However, recent studies on other groups of birds, some of which stem from the previous recent research of the team, have suggested that this strong match between beak and cranial morphology and ecology might not be pervasive in all birds.
‘Other factors such as constraints on skull shape during development, the use of the beak for many other functions and the fact that the skull and beak develop and function as a coherent unit may have contributed to this mismatch’ says Emily J. Rayfield, co-author of the study and Professor at the University of Bristol. ‘Therefore, the strong connection between beak, cranial morphology and feeding ecology over the evolution of Darwin’s finches, Hawaiian honeycreepers, and perhaps other lineages of birds, might have been only possible if this tight coevolution of cranial regions is somehow ‘relaxed’ and those regions are able to evolve more ‘freely’’.
‘Surprisingly, we found largely the opposite’ says Guillermo Navalón lead author of the study, recently graduated from a PhD at the University of Bristol and now a Postdoctoral Researcher at the University of Oxford.
‘By taking a broad scale, numerical approach at more than 400 species of landbirds (the group that encompasses all perching birds and many other lineages such as parrots, kingfishers, hornbills, eagles, vultures, owls and many others) we found that the beaks of Darwin’s finches and Hawaiian honeycreepers evolved in a stronger association with the rest of the skull than in most of the other lineages of landbirds.

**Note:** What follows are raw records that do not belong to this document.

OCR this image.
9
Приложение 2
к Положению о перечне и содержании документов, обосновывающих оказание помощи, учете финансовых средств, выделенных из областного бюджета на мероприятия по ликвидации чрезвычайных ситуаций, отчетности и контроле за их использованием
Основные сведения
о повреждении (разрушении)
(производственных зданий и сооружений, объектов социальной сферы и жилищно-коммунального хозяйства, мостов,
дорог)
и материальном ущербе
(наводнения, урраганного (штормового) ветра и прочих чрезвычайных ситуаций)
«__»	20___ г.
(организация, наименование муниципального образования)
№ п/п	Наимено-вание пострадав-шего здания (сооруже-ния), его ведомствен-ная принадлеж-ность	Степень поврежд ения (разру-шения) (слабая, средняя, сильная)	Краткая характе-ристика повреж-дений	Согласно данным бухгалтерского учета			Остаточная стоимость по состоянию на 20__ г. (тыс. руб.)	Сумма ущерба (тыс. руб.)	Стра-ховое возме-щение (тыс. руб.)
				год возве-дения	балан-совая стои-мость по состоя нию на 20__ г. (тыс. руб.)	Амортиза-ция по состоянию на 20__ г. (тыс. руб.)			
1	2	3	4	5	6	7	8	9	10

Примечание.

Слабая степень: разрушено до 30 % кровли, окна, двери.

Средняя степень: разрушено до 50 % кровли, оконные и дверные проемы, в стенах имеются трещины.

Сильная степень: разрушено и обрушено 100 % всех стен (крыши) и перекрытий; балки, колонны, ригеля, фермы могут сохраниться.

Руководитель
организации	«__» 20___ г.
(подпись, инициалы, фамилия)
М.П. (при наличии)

In other words, in these groups the beak is less independent in evolutionary terms than in most other landbirds’ says Guillermo.
Yet this tight association was perhaps one of the keys to their success.

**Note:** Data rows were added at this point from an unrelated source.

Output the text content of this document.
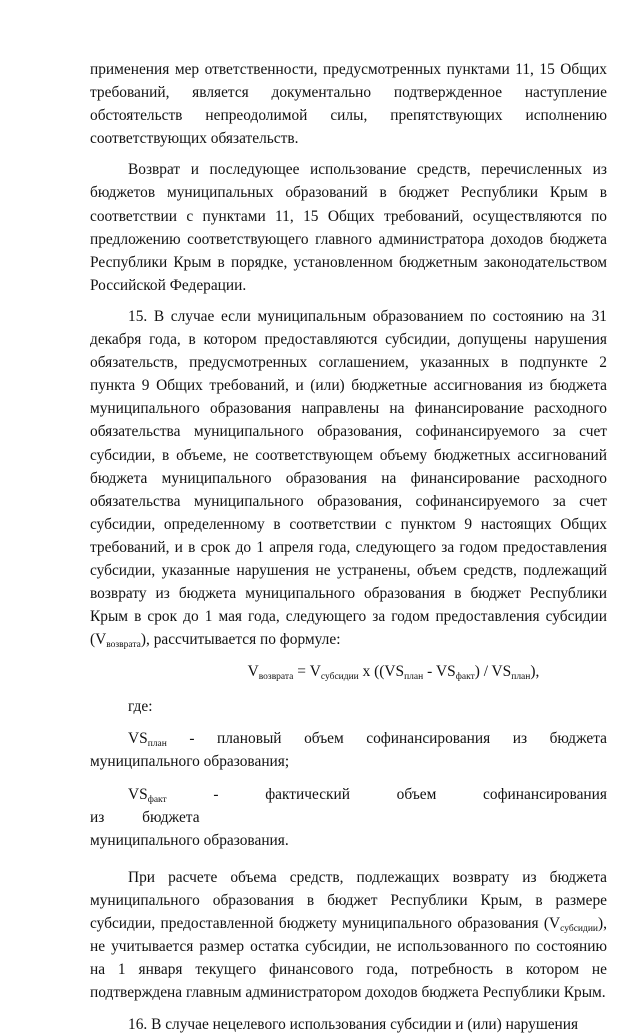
применения мер ответственности, предусмотренных пунктами 11, 15 Общих требований, является документально подтвержденное наступление обстоятельств непреодолимой силы, препятствующих исполнению соответствующих обязательств.

Возврат и последующее использование средств, перечисленных из бюджетов муниципальных образований в бюджет Республики Крым в соответствии с пунктами 11, 15 Общих требований, осуществляются по предложению соответствующего главного администратора доходов бюджета Республики Крым в порядке, установленном бюджетным законодательством Российской Федерации.

15. В случае если муниципальным образованием по состоянию на 31 декабря года, в котором предоставляются субсидии, допущены нарушения обязательств, предусмотренных соглашением, указанных в подпункте 2 пункта 9 Общих требований, и (или) бюджетные ассигнования из бюджета муниципального образования направлены на финансирование расходного обязательства муниципального образования, софинансируемого за счет субсидии, в объеме, не соответствующем объему бюджетных ассигнований бюджета муниципального образования на финансирование расходного обязательства муниципального образования, софинансируемого за счет субсидии, определенному в соответствии с пунктом 9 настоящих Общих требований, и в срок до 1 апреля года, следующего за годом предоставления субсидии, указанные нарушения не устранены, объем средств, подлежащий возврату из бюджета муниципального образования в бюджет Республики Крым в срок до 1 мая года, следующего за годом предоставления субсидии $(V_{возврата})$, рассчитывается по формуле:

$V_{возврата} = V_{субсидии}$ x $((VS_{план} - VS_{факт}) / VS_{план})$,

где:

$VS_{план}$ - плановый объем софинансирования из бюджета муниципального образования;

$VS_{факт}$ - фактический объем софинансирования из бюджета
муниципального образования.

При расчете объема средств, подлежащих возврату из бюджета муниципального образования в бюджет Республики Крым, в размере субсидии, предоставленной бюджету муниципального образования $(V_{субсидии})$, не учитывается размер остатка субсидии, не использованного по состоянию на 1 января текущего финансового года, потребность в котором не подтверждена главным администратором доходов бюджета Республики Крым.

16. В случае нецелевого использования субсидии и (или) нарушения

‘We found that as a result of this stronger “cranial integration”, these birds could evolve in a more versatile way but mostly constrained along a very specific direction of adaptive change in the shape of their skulls. Paradoxically, we hypothesized that this allowed them to evolve many different shapes very rapidly, filling many of the available niches in their archipelagos as a result’ says Jesús Marugán Lobón co-author of the study and Lecturer at the Autonomous University of Madrid.

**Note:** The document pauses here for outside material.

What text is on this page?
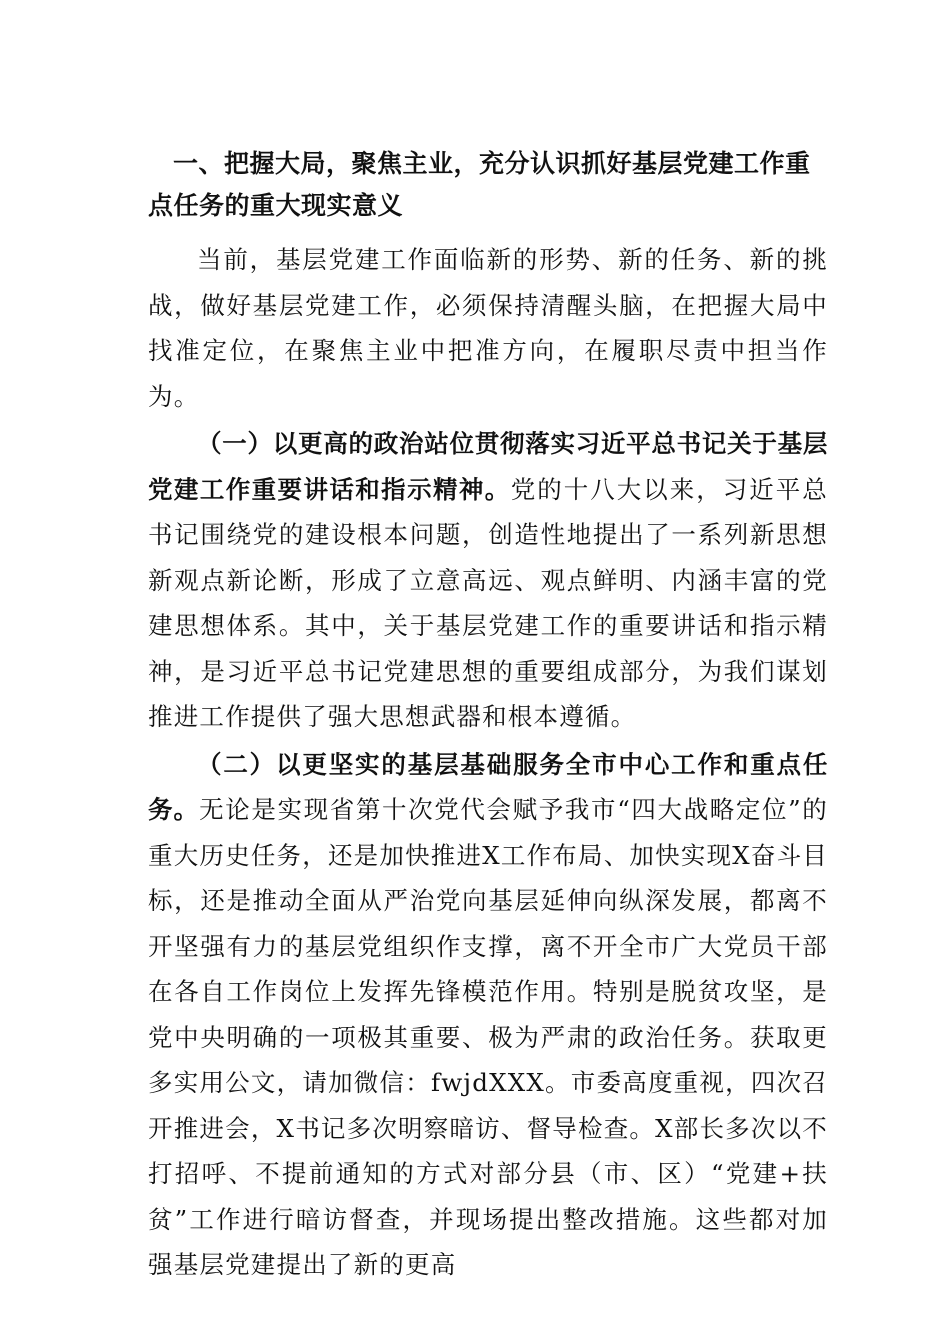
一、把握大局，聚焦主业，充分认识抓好基层党建工作重点任务的重大现实意义

当前，基层党建工作面临新的形势、新的任务、新的挑战，做好基层党建工作，必须保持清醒头脑，在把握大局中找准定位，在聚焦主业中把准方向，在履职尽责中担当作为。

（一）以更高的政治站位贯彻落实习近平总书记关于基层党建工作重要讲话和指示精神。党的十八大以来，习近平总书记围绕党的建设根本问题，创造性地提出了一系列新思想新观点新论断，形成了立意高远、观点鲜明、内涵丰富的党建思想体系。其中，关于基层党建工作的重要讲话和指示精神，是习近平总书记党建思想的重要组成部分，为我们谋划推进工作提供了强大思想武器和根本遵循。

（二）以更坚实的基层基础服务全市中心工作和重点任务。无论是实现省第十次党代会赋予我市“四大战略定位”的重大历史任务，还是加快推进X工作布局、加快实现X奋斗目标，还是推动全面从严治党向基层延伸向纵深发展，都离不开坚强有力的基层党组织作支撑，离不开全市广大党员干部在各自工作岗位上发挥先锋模范作用。特别是脱贫攻坚，是党中央明确的一项极其重要、极为严肃的政治任务。获取更多实用公文，请加微信：fwjdXXX。市委高度重视，四次召开推进会，X书记多次明察暗访、督导检查。X部长多次以不打招呼、不提前通知的方式对部分县（市、区）“党建+扶贫”工作进行暗访督查，并现场提出整改措施。这些都对加强基层党建提出了新的更高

In contrast, the authors asserted in their article that the other sympatric bird lineages that occupied the island archipelagos at similar time to the ancestors of finches and honeycreepers all belong to the group with the lowest cranial integration in our study. Perhaps this was a limiting factor for rapid evolution in these other lineages?
‘Our results challenge previous ideas in evolutionary research by providing a case which suggests that stronger covariation of regions can produce bursts of evolution rather than serving solely as a factor limiting the evolutionary potential of organisms, as previously thought’ says Jen Bright co-author of the study and Lecturer at the University of Hull.
‘Even on a broader scale, Darwin’s finches and Hawaiian honeycreepers are evolutionary oddballs. When they are compared with hundreds or thousands of species they are amongst the most rapidly evolving clades within modern bird diversity. Hopefully, these novel results will shed some light on why they may have evolved that way’ says Christopher R. Cooney co-author of the study and a Leverhulme Fellow at the University of Sheffield.
‘While these results are exciting, this is mainly the work of my PhD and at the minute we are working on solving different unanswered questions that stem from this research. For instance, are these evolutionary situations isolated phenomena in these two archipelagos or have those been more common in the evolution of island or continental bird communities? Do these patterns characterise other adaptive radiations in birds?’ says Guillermo Navalón.
Future research will likely solve at least some of these mysteries, bringing us one step closer to understanding better the evolution of the wonderful diversity of shapes in birds.